# Replace An Allure Flooring Plank



## galapas (Dec 7, 2010)

Is there a way to replace a plank of Allure flooring? My son's bed had a broken wheel on it and it rubbed right through the top layer of the plank leaving some ugly black spots. The plank has one end against a wall but the other three sides are attached to other planks.

Thanks.


----------



## JCW355 (Sep 16, 2010)

Cut 1" in around the three sides NOT cutting thru both layers, top layer only. Get a heat gun and heat it up and remove piece. You should have a 1" lip on the bottom layer sticking out for you to install replacement plank on. Take your replacement plank and remove a 1 1/16" piece around the three edges on the bottom side NOT cutting thru the top layer. You should now have a 1 1/16" lip on your replacement plack that will sit on the 1" lip you made from your old plank. Glue it with super glue or or powertape. This is the method I was taught from Konecto for plank/tile replacement. I hope I explained it so you could understand.


----------



## AskMrJay (Sep 16, 2010)

Hey there galapas,

Mr. Jay with The Home Depot here. Just to build on the advice that JCW355 gave you, I got a hold of the manufacturer and got their take on the removal process as well:



Allure Removal said:


> If you need to replace a plank of allure, use either a hair dryer or paint gun to heat up the outside of the damaged plank along the GripStrip edge. Hold the hair dryer or paint gun approx. 4” above the plank. This will soften the adhesive enough for you to then make an incision with your utility knife along the seam cutting through both the “over lip” and “under lip” GripStrip. Do this on all four sides. MAKE SURE YOU HAVE A VERY SHARP BLADE IN YOUR UTILITY KNIFE!! [Cut a slot in the center of the tile to be removed. Then using a flat head screw driver or putty knife, pry up the damaged plank.] If the edges of plank that is removed do not cut out cleanly, you may need to go back with your SHARP utility knife and with a straight edge “clean up” the edges so that perfect rectangle is left with no GripStrips remaining from the adjoining planks—just a perfect rectangle remains. When installing the replacement plank, first cut off the “under lip” GripStrip from one side and simply “attach it” to the overlip on the opposite side. Do this for both the long and short sides. It may require a few tries to get this just right, as again the result must be a perfectly rectangular plank — no GripStrips remaining. The final step is to place a few small pieces of double sided alluretape on the back of the replacement plank that you have just built, remove the tape line and just drop into position.

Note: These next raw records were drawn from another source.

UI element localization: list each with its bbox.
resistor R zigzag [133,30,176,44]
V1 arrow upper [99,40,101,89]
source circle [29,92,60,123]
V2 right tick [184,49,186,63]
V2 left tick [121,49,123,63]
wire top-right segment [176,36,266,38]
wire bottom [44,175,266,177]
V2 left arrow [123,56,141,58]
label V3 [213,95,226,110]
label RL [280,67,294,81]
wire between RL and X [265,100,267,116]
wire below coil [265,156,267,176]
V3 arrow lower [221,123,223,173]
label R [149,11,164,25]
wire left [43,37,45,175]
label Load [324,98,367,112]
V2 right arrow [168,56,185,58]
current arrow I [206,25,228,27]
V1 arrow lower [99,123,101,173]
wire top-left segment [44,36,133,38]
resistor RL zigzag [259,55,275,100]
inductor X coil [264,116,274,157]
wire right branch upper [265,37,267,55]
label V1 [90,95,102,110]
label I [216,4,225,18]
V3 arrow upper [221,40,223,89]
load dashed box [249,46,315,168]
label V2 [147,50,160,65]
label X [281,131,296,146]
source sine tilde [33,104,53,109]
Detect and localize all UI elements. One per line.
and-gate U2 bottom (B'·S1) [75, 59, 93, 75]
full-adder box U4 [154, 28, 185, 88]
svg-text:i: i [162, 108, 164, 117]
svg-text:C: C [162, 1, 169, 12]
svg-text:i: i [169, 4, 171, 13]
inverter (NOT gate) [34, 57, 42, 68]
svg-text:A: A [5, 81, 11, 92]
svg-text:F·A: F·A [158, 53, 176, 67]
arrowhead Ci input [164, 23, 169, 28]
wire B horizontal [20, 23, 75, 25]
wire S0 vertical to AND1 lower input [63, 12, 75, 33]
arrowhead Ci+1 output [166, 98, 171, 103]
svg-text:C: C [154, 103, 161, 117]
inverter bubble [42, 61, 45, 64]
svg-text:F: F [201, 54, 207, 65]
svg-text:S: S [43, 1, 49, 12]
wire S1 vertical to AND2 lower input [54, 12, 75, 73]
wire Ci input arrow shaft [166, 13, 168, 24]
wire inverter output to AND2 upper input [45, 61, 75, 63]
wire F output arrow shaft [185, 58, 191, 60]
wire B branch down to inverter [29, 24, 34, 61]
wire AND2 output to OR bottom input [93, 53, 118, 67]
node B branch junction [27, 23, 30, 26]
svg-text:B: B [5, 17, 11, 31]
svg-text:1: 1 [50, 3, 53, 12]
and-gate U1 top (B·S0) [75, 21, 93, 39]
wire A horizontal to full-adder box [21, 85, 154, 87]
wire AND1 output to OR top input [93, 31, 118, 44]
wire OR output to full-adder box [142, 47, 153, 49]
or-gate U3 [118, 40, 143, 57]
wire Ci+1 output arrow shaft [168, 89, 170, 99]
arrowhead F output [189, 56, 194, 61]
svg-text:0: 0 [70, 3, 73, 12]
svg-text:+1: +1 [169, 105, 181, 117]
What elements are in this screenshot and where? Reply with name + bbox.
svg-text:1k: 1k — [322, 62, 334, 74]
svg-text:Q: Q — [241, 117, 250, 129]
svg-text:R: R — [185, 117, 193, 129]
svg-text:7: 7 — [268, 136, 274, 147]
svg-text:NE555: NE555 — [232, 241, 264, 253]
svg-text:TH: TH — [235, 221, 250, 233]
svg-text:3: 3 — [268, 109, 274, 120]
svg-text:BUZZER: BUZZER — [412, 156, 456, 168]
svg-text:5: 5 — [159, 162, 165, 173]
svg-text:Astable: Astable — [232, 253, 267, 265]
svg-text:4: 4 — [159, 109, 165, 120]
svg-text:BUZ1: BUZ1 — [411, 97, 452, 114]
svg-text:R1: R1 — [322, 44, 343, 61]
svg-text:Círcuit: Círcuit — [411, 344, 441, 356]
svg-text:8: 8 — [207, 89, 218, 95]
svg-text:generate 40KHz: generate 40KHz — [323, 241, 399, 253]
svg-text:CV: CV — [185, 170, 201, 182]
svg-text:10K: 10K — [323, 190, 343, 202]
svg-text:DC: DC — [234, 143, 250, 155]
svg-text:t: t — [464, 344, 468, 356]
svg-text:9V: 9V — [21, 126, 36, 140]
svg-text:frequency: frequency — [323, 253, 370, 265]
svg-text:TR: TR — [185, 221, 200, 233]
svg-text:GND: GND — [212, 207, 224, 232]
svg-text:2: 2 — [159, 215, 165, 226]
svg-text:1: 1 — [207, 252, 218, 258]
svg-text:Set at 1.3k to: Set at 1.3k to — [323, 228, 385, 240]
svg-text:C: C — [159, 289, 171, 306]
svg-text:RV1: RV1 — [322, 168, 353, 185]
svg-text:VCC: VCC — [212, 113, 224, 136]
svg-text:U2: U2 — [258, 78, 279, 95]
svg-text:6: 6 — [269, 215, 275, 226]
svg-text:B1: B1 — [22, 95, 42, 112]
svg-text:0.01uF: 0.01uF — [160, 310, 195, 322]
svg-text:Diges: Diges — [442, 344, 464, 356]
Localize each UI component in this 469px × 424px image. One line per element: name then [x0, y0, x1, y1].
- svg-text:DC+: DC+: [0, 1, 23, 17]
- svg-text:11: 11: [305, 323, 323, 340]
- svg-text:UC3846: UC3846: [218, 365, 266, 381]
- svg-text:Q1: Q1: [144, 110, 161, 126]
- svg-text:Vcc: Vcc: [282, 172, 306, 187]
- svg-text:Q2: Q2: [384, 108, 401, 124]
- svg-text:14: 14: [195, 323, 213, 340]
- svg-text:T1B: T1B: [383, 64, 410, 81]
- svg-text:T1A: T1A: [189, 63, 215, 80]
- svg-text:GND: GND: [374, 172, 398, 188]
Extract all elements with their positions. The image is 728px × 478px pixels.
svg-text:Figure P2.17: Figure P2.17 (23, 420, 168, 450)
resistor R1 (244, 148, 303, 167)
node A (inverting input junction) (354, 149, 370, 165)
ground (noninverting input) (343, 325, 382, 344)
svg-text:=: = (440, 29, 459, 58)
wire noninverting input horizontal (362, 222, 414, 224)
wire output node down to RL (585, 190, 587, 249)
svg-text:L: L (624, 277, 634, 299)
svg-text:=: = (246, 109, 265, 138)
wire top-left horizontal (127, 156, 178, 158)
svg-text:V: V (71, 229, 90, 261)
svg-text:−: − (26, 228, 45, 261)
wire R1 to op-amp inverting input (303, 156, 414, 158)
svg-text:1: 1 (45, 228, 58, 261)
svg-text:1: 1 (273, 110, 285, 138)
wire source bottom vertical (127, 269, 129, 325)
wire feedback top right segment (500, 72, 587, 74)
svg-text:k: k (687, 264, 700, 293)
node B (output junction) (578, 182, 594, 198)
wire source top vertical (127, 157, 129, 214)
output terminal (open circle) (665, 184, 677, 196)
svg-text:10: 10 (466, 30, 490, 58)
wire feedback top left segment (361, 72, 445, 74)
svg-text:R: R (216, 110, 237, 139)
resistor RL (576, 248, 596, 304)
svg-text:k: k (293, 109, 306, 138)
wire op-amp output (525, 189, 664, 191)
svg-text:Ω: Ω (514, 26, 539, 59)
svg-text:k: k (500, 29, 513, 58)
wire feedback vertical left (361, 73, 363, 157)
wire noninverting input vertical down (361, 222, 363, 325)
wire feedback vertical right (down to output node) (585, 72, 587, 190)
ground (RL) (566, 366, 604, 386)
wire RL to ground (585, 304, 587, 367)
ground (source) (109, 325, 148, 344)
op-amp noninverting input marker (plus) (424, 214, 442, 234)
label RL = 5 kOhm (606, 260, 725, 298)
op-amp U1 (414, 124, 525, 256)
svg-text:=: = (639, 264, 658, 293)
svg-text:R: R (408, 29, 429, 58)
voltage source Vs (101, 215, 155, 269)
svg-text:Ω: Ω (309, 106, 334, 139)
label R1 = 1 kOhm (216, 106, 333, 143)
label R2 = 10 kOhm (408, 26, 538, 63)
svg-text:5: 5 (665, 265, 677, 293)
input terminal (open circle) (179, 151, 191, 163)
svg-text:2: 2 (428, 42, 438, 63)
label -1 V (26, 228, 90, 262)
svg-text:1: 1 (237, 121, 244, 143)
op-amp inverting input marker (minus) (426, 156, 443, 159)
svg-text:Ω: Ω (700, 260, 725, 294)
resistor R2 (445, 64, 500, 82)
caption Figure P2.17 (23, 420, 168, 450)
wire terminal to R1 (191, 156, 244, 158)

You can also opt to use a glue however for the the new lay, as JCW suggested. Make sure that whatever you pick up bonds well with vinyl however.

Hopefully you can use the info we've both given you to get it taken care of


----------



## jricharc (Sep 24, 2010)

When I installed Allure in my basement I used it on my stairwell landing and glued the planks down with some Liquid Nails Heavy Duty adhesive and it's holding very tight.


----------